In an excellent essay about the 1944 film A Canterbury Tale, movie historian and director Peter von Bagh suggested that light and time were the two most important subjects of cinema. Watching Shyam Benegal’s 1985 film Trikal recently, I was reminded of this idea. One of the main themes of Benegal’s film is the continuing hold of the past on the present: set in the Goa of 1960, on the verge of being “liberated” from the Portuguese, it is the story of a family trapped between a grand history and an uncertain future. But on a formal level, its most striking quality — one that consistently enhances the narrative — is Ashok Mehta’s camerawork and use of lighting, among the best I’ve seen in a Hindi movie.
Mehta, who died a few months ago, was a highly respected cinematographer, noted for his work on Shekhar Kapur’s Bandit Queen and Aparna Sen’s 36 Chowringhee Lane (the latter had a magnificently show-offish nightmare sequence shot in black and white). In Trikal he composed some stunning interior shots using candlelight, which plays a big part in generating the film’s dominant mood: that of an intimate chamber-drama in which groups of people play out their mini-tragedies and mini-comedies in an enclosed, isolated setting. This lighting brings a distinct character to the ancient house — full of secrets — and creates a world that seems older than it actually is.
But the assuredness of Mehta’s camerawork is obvious right from the opening sequence, in which we see a man literally journeying into the past. The middle-aged Ruiz Pereira (Naseeruddin Shah in a small sutradhaar role) is revisiting his Goan village Lotli after 24 years. The taxi — his time machine, so to speak — passes vistas that are new to him, including roads built for the recent Commonwealth conference. Music, photography, acting and writing combine to very good effect: as the cab moves from open, sun-lit roads to canopy-shaded ones, shadows play across Ruiz’s face and long tracking shots from inside the car give us his dreamy-eyed view of his “watan”. Shah’s subtle performance in this short role allows us to see the years almost literally falling away from Ruiz’s face; as the cab draws into Lotli he looks rapt and boyish. Vanraj Bhatia’s lilting score is a reminder that the Benegal-Bhatia artistic collaboration is among the most underappreciated in our cinema. And there is Shama Zaidi’s dialogue. My village is like a cluster of flowers, Ruiz muses: if you don’t understand its history, the story inscribed on it, it will only look like a beautiful, delicate bouquet. The culture associated with it will gradually fade away, like old memories.
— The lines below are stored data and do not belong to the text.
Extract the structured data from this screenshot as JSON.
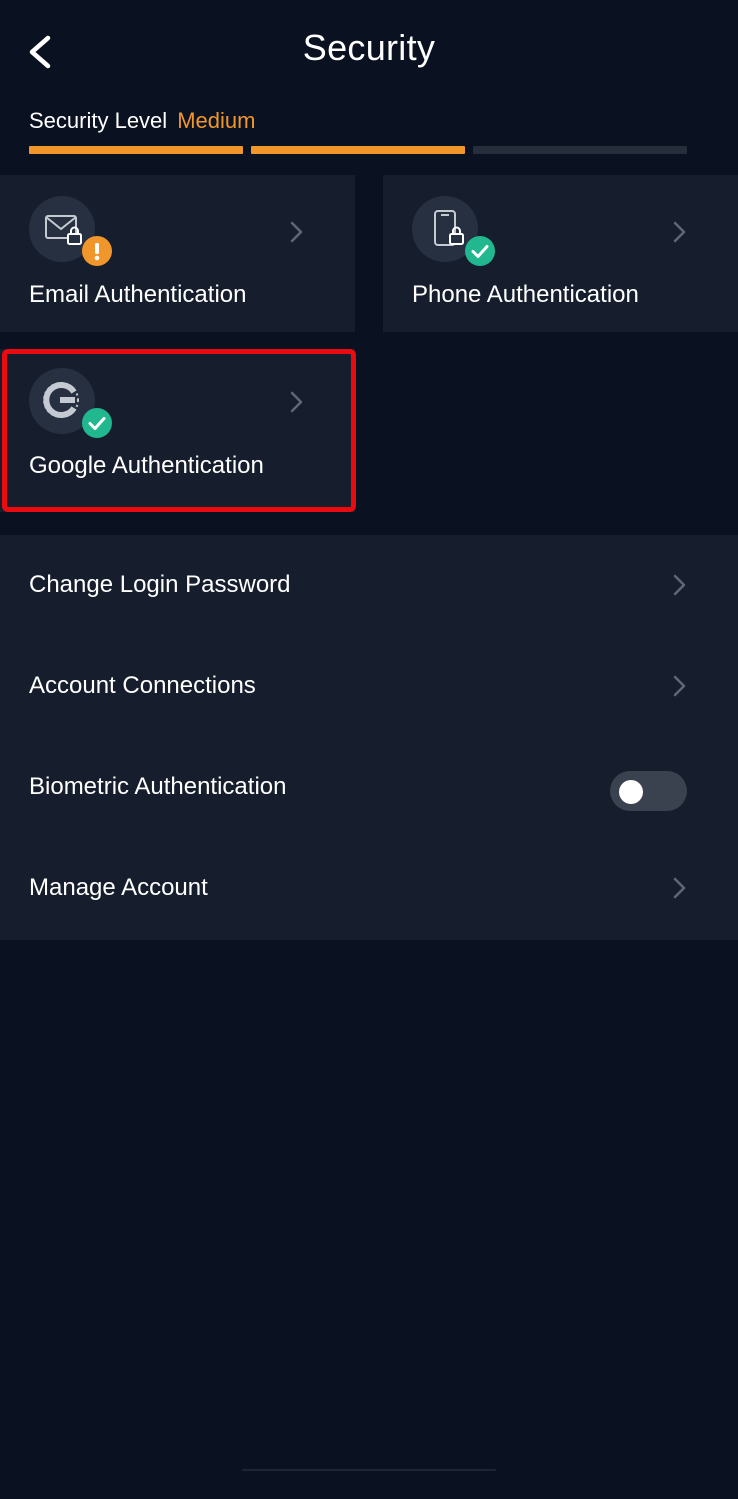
{
  "header": {
    "title": "Security"
  },
  "security_level": {
    "label": "Security Level",
    "value": "Medium",
    "value_color": "#f0962b",
    "filled_segments": 2,
    "total_segments": 3,
    "filled_color": "#f0962b",
    "empty_color": "#262e3c"
  },
  "auth_methods": [
    {
      "label": "Email Authentication",
      "icon": "envelope-lock-icon",
      "status": "warning",
      "badge_color": "#f0962b"
    },
    {
      "label": "Phone Authentication",
      "icon": "phone-lock-icon",
      "status": "verified",
      "badge_color": "#21b78f"
    },
    {
      "label": "Google Authentication",
      "icon": "google-authenticator-icon",
      "status": "verified",
      "badge_color": "#21b78f"
    }
  ],
  "settings": {
    "change_password": "Change Login Password",
    "account_connections": "Account Connections",
    "biometric": "Biometric Authentication",
    "biometric_enabled": false,
    "manage_account": "Manage Account"
  }
}
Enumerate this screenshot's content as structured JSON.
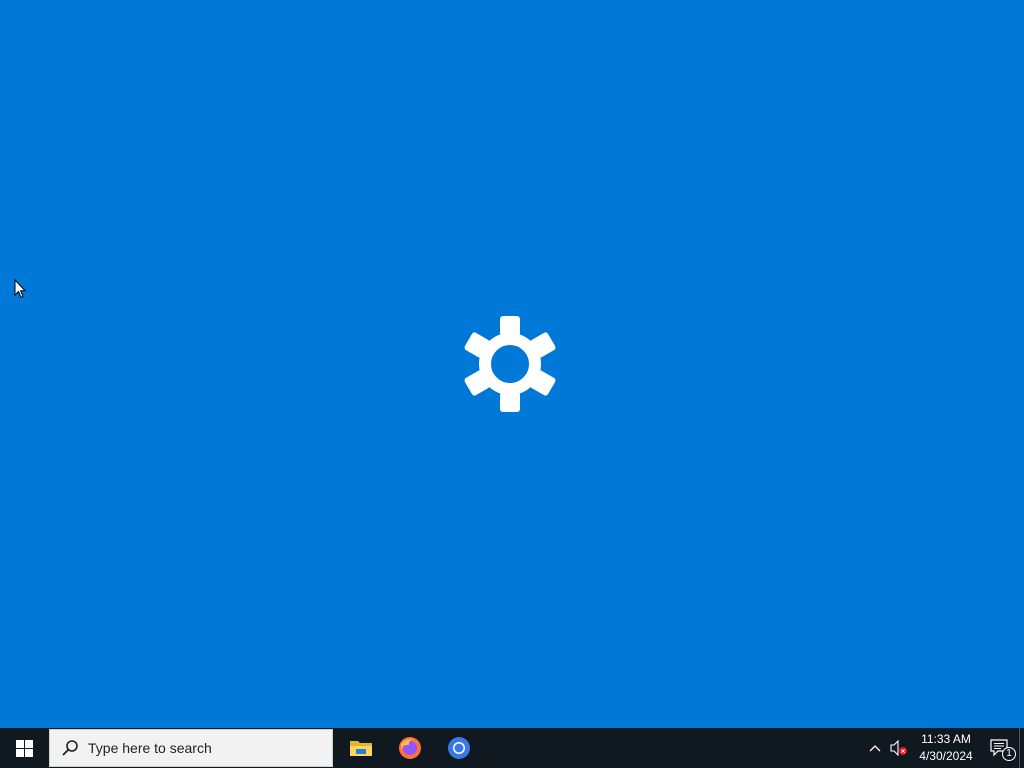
{
  "desktop": {
    "background_color": "#0078d7",
    "splash_icon": "gear-icon"
  },
  "taskbar": {
    "background_color": "#101820",
    "start_icon": "windows-logo-icon",
    "search": {
      "placeholder": "Type here to search",
      "icon": "search-icon"
    },
    "pinned_apps": [
      {
        "name": "File Explorer",
        "icon": "file-explorer-icon"
      },
      {
        "name": "Firefox",
        "icon": "firefox-icon"
      },
      {
        "name": "Chromium",
        "icon": "chromium-icon"
      }
    ],
    "tray": {
      "hidden_icons": "chevron-up-icon",
      "volume": "volume-muted-icon",
      "clock": {
        "time": "11:33 AM",
        "date": "4/30/2024"
      },
      "notifications": {
        "icon": "action-center-icon",
        "count": "1"
      }
    }
  }
}
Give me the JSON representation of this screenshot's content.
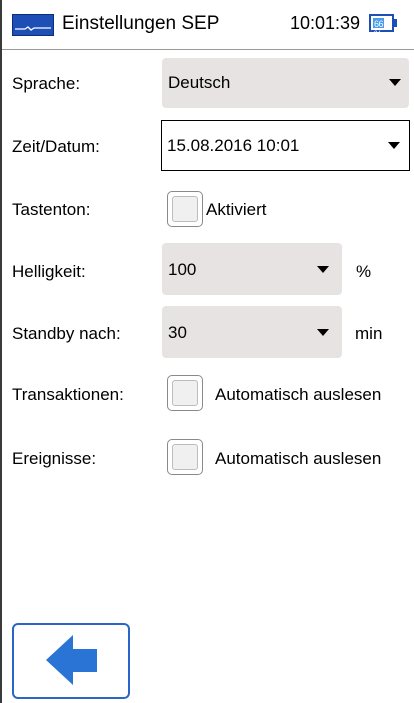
{
  "header": {
    "title": "Einstellungen SEP",
    "time": "10:01:39",
    "battery_text": "66 %",
    "battery_level": 0.66,
    "icon": "app-logo-icon"
  },
  "settings": {
    "language": {
      "label": "Sprache:",
      "value": "Deutsch"
    },
    "datetime": {
      "label": "Zeit/Datum:",
      "value": "15.08.2016 10:01"
    },
    "key_tone": {
      "label": "Tastenton:",
      "checkbox_label": "Aktiviert",
      "checked": false
    },
    "brightness": {
      "label": "Helligkeit:",
      "value": "100",
      "unit": "%"
    },
    "standby": {
      "label": "Standby nach:",
      "value": "30",
      "unit": "min"
    },
    "transactions": {
      "label": "Transaktionen:",
      "checkbox_label": "Automatisch auslesen",
      "checked": false
    },
    "events": {
      "label": "Ereignisse:",
      "checkbox_label": "Automatisch auslesen",
      "checked": false
    }
  },
  "footer": {
    "back_icon": "arrow-left-icon"
  },
  "colors": {
    "accent": "#1d4fb6",
    "arrow": "#2a74d6",
    "select_bg": "#e7e3e3"
  }
}
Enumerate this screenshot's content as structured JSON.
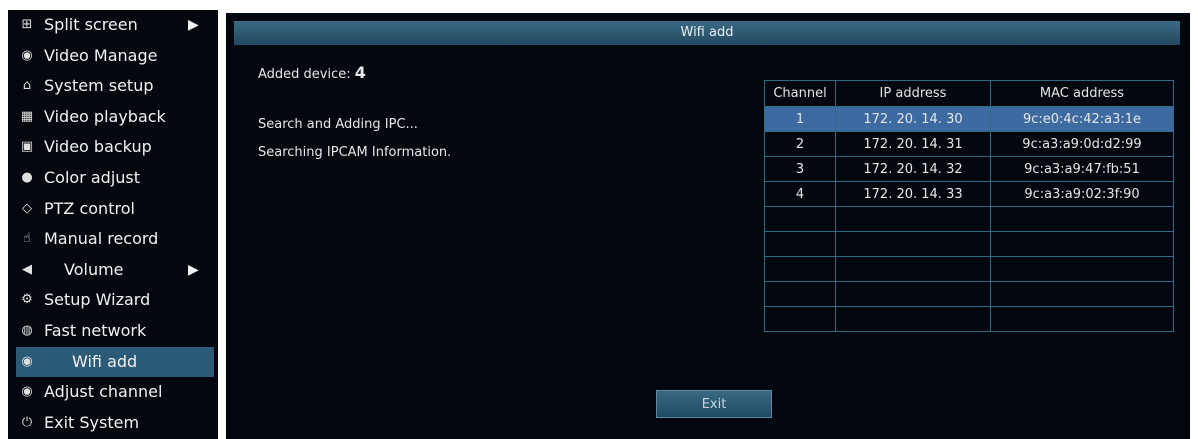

Well-travelled, clearly a man of the world, Ruiz is nonetheless nostalgic about the world of his youth, and much of that youth was spent around the moneyed Souza-Soares clan. Leaving behind the signs of a modernising world, he instructs the driver to take the old, rough road and soon arrives at a haveli now fallen to ruin; he enters the darkened doorway, and as his voiceover continues the light around him changes, becoming lush and warm, and the film makes an elegant transition into the past — in a long, amusing sequence we are introduced to the events and people of 24 years earlier (including Ruiz’s younger self).
This a great opening sequence — where light and time play off each other wonderfully — and the rest of the film doesn’t quite live up to it: there is a hurried, incomplete feel to Trikal, there are more subplots than the narrative can accommodate, and we don’t get enough time with all the characters. But those first 20 minutes can’t be faulted, and despite the film’s minor flaws, its remarkable visual quality is sustained right until the end. So evocative is the lovely, ghostly light of Mehta’s candles that long after the film is over one can imagine the spirits of its characters still bickering and making toasts and partying in that creaky old house.